An intimate portrait of Boo lying on her back, showing that so cute heeler belly all white and freckles. She also gets set back on her hind legs and sits up so straight, and reaches out with one paw, SO CUTE !!! but I never have the camera in hand and it never lasts long enough so far to catch a photo.
Boo is a seriously cute and VERY affectionate puppy. She likes it on the back porch, especially in the winter, when she just curls up and sniffs the breeze. Come 3 or 4 am I can usually beg her to come in, but not always. She is very much an outdoor on guard dog, and when I go to town, she is alongside the driveway road watching for my arrival.
She can run alongside the SUV at 30 mph all the way up to the house, and Coo can too, he’s a little faster than Boo being a little bit taller than she.
She and Coo frequently leave after their dinner, which comes right after we finish our dinner in the late evening, and run the ridges until 3 or 4 am. Sometimes I wish they had never figured out that bark to get back in trick~!!~
This is all three dogs on the hill above the house last winter, with the woods all gray and brown. Alice is looking up (hoping for a squirrel, perhaps, or seeing a big bird) and Coo is sniffing for something on the ground.
Boo is just watching the other dogs and being cute, as always.
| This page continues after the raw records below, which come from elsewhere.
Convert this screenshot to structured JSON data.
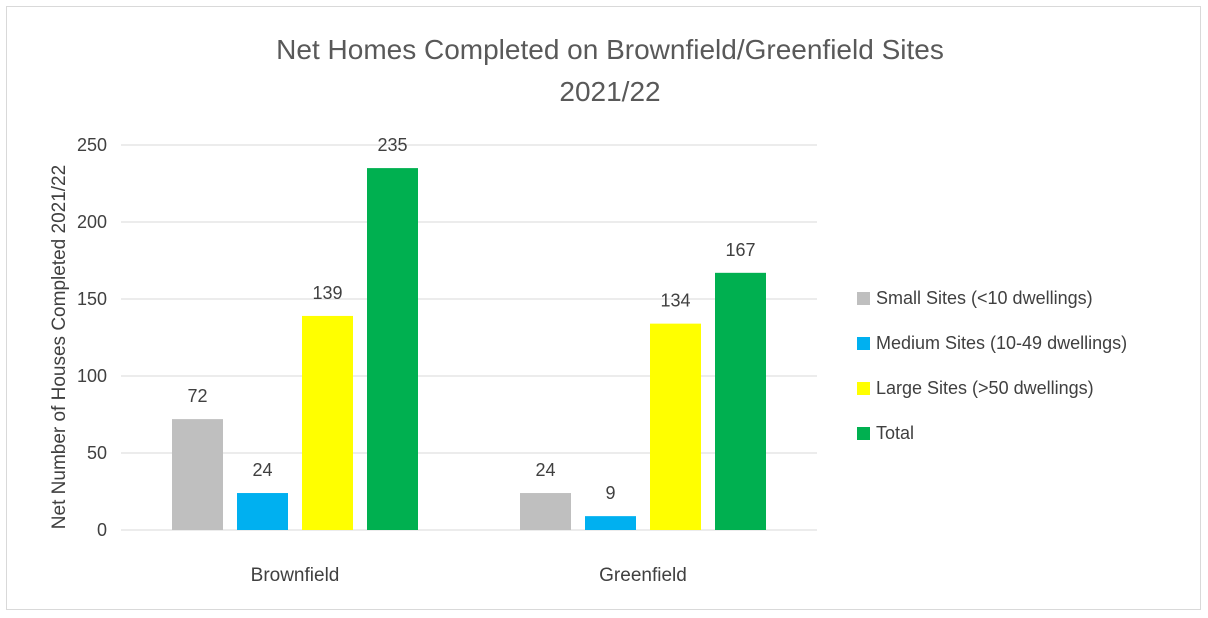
{
  "chart_data": {
    "type": "bar",
    "title": [
      "Net Homes Completed on Brownfield/Greenfield Sites",
      "2021/22"
    ],
    "xlabel": "",
    "ylabel": "Net Number of Houses Completed 2021/22",
    "categories": [
      "Brownfield",
      "Greenfield"
    ],
    "ylim": [
      0,
      250
    ],
    "yticks": [
      0,
      50,
      100,
      150,
      200,
      250
    ],
    "grid": true,
    "legend_position": "right",
    "data_labels": true,
    "series": [
      {
        "name": "Small Sites (<10 dwellings)",
        "color": "#bfbfbf",
        "values": [
          72,
          24
        ]
      },
      {
        "name": "Medium Sites (10-49 dwellings)",
        "color": "#00b0f0",
        "values": [
          24,
          9
        ]
      },
      {
        "name": "Large Sites (>50 dwellings)",
        "color": "#ffff00",
        "values": [
          139,
          134
        ]
      },
      {
        "name": "Total",
        "color": "#00b050",
        "values": [
          235,
          167
        ]
      }
    ]
  }
}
This is really typical puppy behavior when outdoors on the farm. Always interesting things to smell and see, togetherness of the tiny pack, sometimes they will deign to chase a deer, usually not more than 40 or 50 yards. The deer know these guys are no real danger and go back to browsing for a meal right away, asap.
This is more typical behavior for Alice and Coo, who are both really Lounge Hounds. Alice isn’t too sure she wants to be Coo’s pillow, but but Coo is pretty satisfied this is the correct way of life, he gets to lie on whoever he wants to.
Look at those ears on Alice, and the eyebrow ~!!~ so suspicious of something, maybe Coo.
A kitchen Lounge Hound portrait from last February. Coo is happy to use Alice as a pillow – Alice not so much! These guys are really hounds, and like to lay around sleeping and watching out the low windows. All the pets can see out in every direction, all the windows run nearly to the floor.
This means they can see something to bark about on a second’s notice! Woof, woof, woof.
I hope this distracts everyone from current events off the farm!